Gizli şifre açığa çıkıyor sonunda
Yazarlar, daha sonra Nutuk metninde yer alan sözcüklerin tekrarını saymışlar. Mesela Almanya kelimesi on üç kez mi geçmiş; yazarların bu gizli şifreden çıkardıkları anlam, geçmişte 14 Aralık 1913 tarihinde Liman von Sanders heyetinin Osmanlı Devleti’nde işe başlamasıdır. Atatürk’ün herkesin zaten kolayca ulaşabileceği bir geçmiş tarih bilgisini gizli şifre olarak Nutuk’a kazımasındaki mana ne kadar bilinemese de, ortada yine de teknik bir sorun olduğu muhakkak. Çünkü bu tarih eski takvimle 1 Aralığa denk düşmektedir! Acaba Atatürk geçmişteki bir olayı hatırlatırken, üstelik bunu gizli şifreyle yaparken, 1925 yılında kabul edilen yeni takvimi mi gözetmişti, yoksa eski takvimi mi? İşte sonu gelmesi imkânı olmayan bir tartışma daha açılmış bulunuyor!

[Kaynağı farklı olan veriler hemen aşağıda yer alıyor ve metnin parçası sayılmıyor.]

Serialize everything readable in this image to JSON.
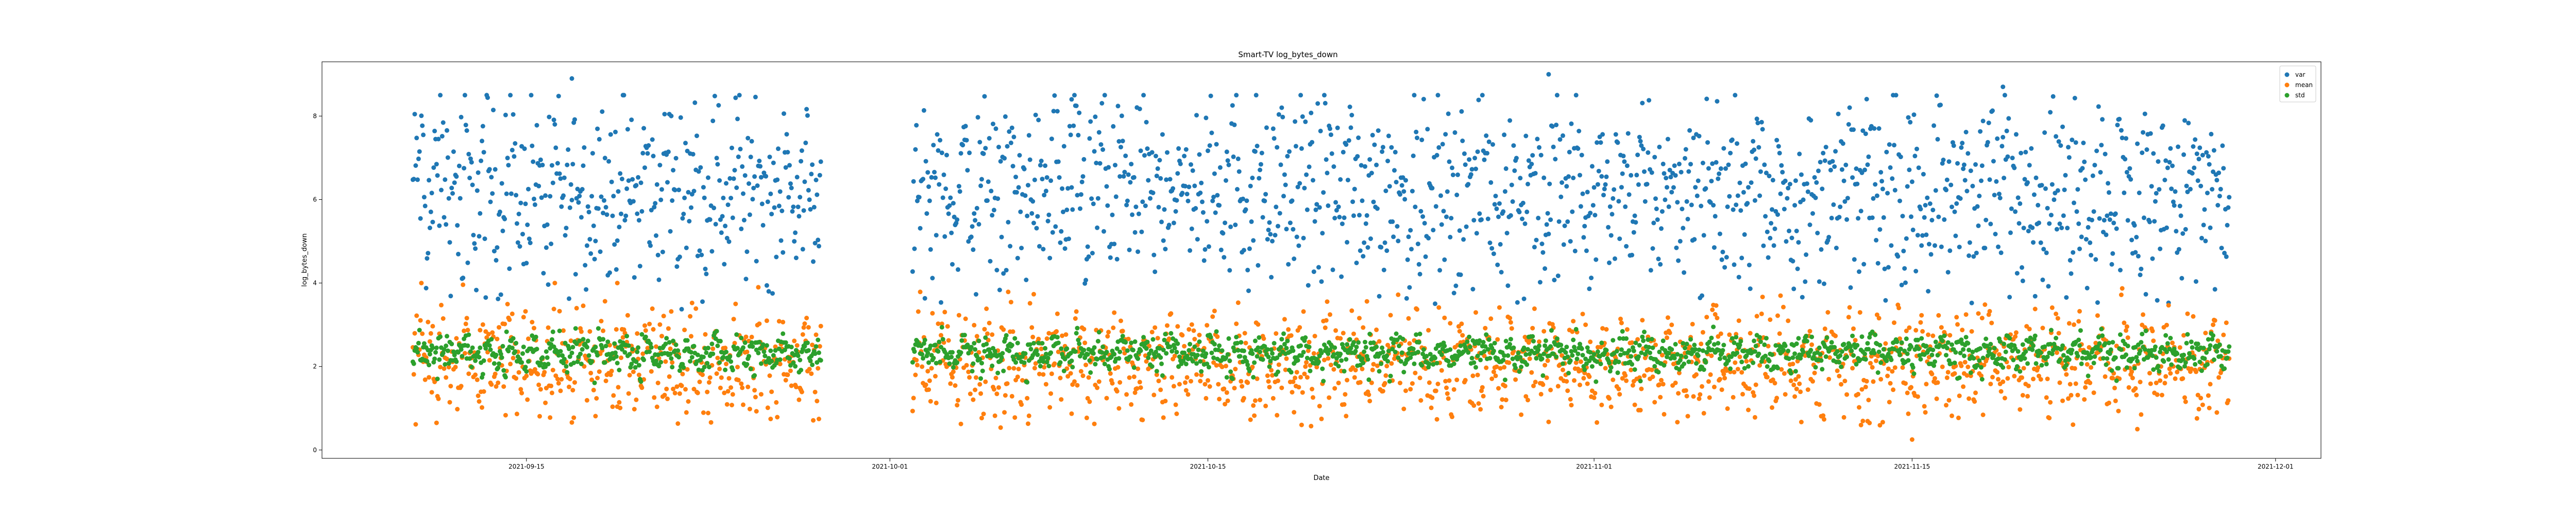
{
  "chart_data": {
    "type": "scatter",
    "title": "Smart-TV log_bytes_down",
    "xlabel": "Date",
    "ylabel": "log_bytes_down",
    "x_range": [
      "2021-09-06",
      "2021-12-03"
    ],
    "ylim": [
      -0.2,
      9.3
    ],
    "x_ticks": [
      "2021-09-15",
      "2021-10-01",
      "2021-10-15",
      "2021-11-01",
      "2021-11-15",
      "2021-12-01"
    ],
    "y_ticks": [
      "0",
      "2",
      "4",
      "6",
      "8"
    ],
    "grid": false,
    "legend_position": "top-right",
    "data_start": "2021-09-10",
    "data_end": "2021-11-28",
    "gap": [
      "2021-09-28",
      "2021-10-02"
    ],
    "samples_per_day": 24,
    "series": [
      {
        "name": "var",
        "color": "#1f77b4",
        "typical_range": [
          3.5,
          8.0
        ],
        "center": 6.3,
        "extremes": [
          {
            "x": "2021-09-17",
            "y": 8.9
          },
          {
            "x": "2021-10-30",
            "y": 9.0
          },
          {
            "x": "2021-11-19",
            "y": 8.7
          },
          {
            "x": "2021-10-09",
            "y": 8.4
          }
        ]
      },
      {
        "name": "mean",
        "color": "#ff7f0e",
        "typical_range": [
          0.5,
          3.8
        ],
        "center": 2.2,
        "extremes": [
          {
            "x": "2021-11-15",
            "y": 0.25
          },
          {
            "x": "2021-09-19",
            "y": 4.0
          }
        ]
      },
      {
        "name": "std",
        "color": "#2ca02c",
        "typical_range": [
          1.6,
          2.9
        ],
        "center": 2.35,
        "extremes": []
      }
    ]
  }
}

Bunun gibi pek çok kelime sayılmış araştırmada, fakat pek çoğunun ne geçmişle ne de gelecekle irtibatı kurulmuş. Mesela Amerika kelimesinin tam altmış dokuz kez geçmiş olmasının gizli bir anlamı olup olmadığını bilemiyoruz, çünkü yazarlar 69 rakamıyla ilgili en küçük bir ilinti kurmamışlar. Yazarlara göre 1869 ABD’de köleliğin kaldırılma tarihi olarak kendisini belli ediyor, fakat diğer yandan yüz yıl sonra da kadın haklarının gündeme geldiği yıl olarak önemliymiş. Acaba Atatürk bununla bize ne demek istemiş olabilir diye düşünenlere bir ipucu da benden: Daha geçendeki kürtaj tartışmalarına bir göndermede bulunma imkânı acaba yok mudur bu gizli şifrede? Ya da Bolşevik sözcüğünün sadece yedi kez geçmesi ne anlama gelmektedir? Yazarların dediği gibi, 7 Temmuzda tutuklama kararı üzerine Lenin’e bir gönderme midir, yoksa bambaşka bir 7 Temmuzdan mı söz edilmektedir? Yine spekülasyonun sonu gelmeyecek bir tartışma. Ya elli dokuz kez geçen Bursa kelimesine ne demeli? Yazarlar bunu 1859 senesinde yapılan Bursa Hünkâr Köşkü’ne bağlıyorlar; neden böyle bir atıfta bulunulmuş olduğuna en küçük şekilde değinmeden. Benzer bir örnek Kastamonu’nun yirmi dört kez geçiyor olması, bu da Atatürk’ün 24 Ağustos 1925 tarihinde şapka giymesine işaret ediyor. Nutuk’ta reisicumhur sözcüğünün yirmi sekiz kez geçmesi de, Atatürk’ün halka ancak 1928 senesinde devrimleri anlatmaya başlamasına yoruluyor. Ayrıca unutulmasın ki aynı tarihte cumhurbaşkanının yemin metni de değiştirilmişti.
Atatürk’ün kehanetleri
Yazarlara haksızlık da etmeyelim ama; metinde geçen küçük ve büyük harfle yazılmasına göre kelimelerin matematiksel gizlerini ayrı ayrı değerlendirmeleri göz yaşartıcı; çünkü böylece mesela cumhuriyetin altmış iki kez geçmesi, onlar açısından Atatürk’ün 1962 yılında Talât Aydemir’in yapacağı darbeyi öngörmesinden başkaca bir şey değildir. Nedense bu kez geriye değil de, ileriye yönelik bir tarih bulmak tercih edilmiş. Yine Diyarbakır ve Diyarbekir’in birlikte otuz yedi kez geçmesi, kentin adının 1937 yılında değiştirilmesiyle ilgilidir. Eser sözcüğünün yirmi yedi kez geçmesi, Nutuk’un 1927 senesinde okunması anlamına gelmektedir. Ya da Fransa kelimesinin otuz altı kez geçmesi, Hatay’ın 1936 yılında Türkiye’ye katılacağını müjdelemektedir. İstiklâl kelimesi Nutuk’ta otuz altı kez geçmektedir ve bu da Mehmet Âkif Ersoy’un 1936 yılındaki ölümünü öngörmektedir. Kürt kelimesinin nedense tam on dokuz kez geçmesi, acaba geleceğe ilişkin bir öngörü müdür, yoksa geçmişteki bir tarihe atıf mıdır sorusunu maalesef yanıtlayamayacağım, çünkü yazarlar da bu soruyu boş bırakmışlar; fakat okuyucular bunu mesela 2019 olarak değerlendirebilirler.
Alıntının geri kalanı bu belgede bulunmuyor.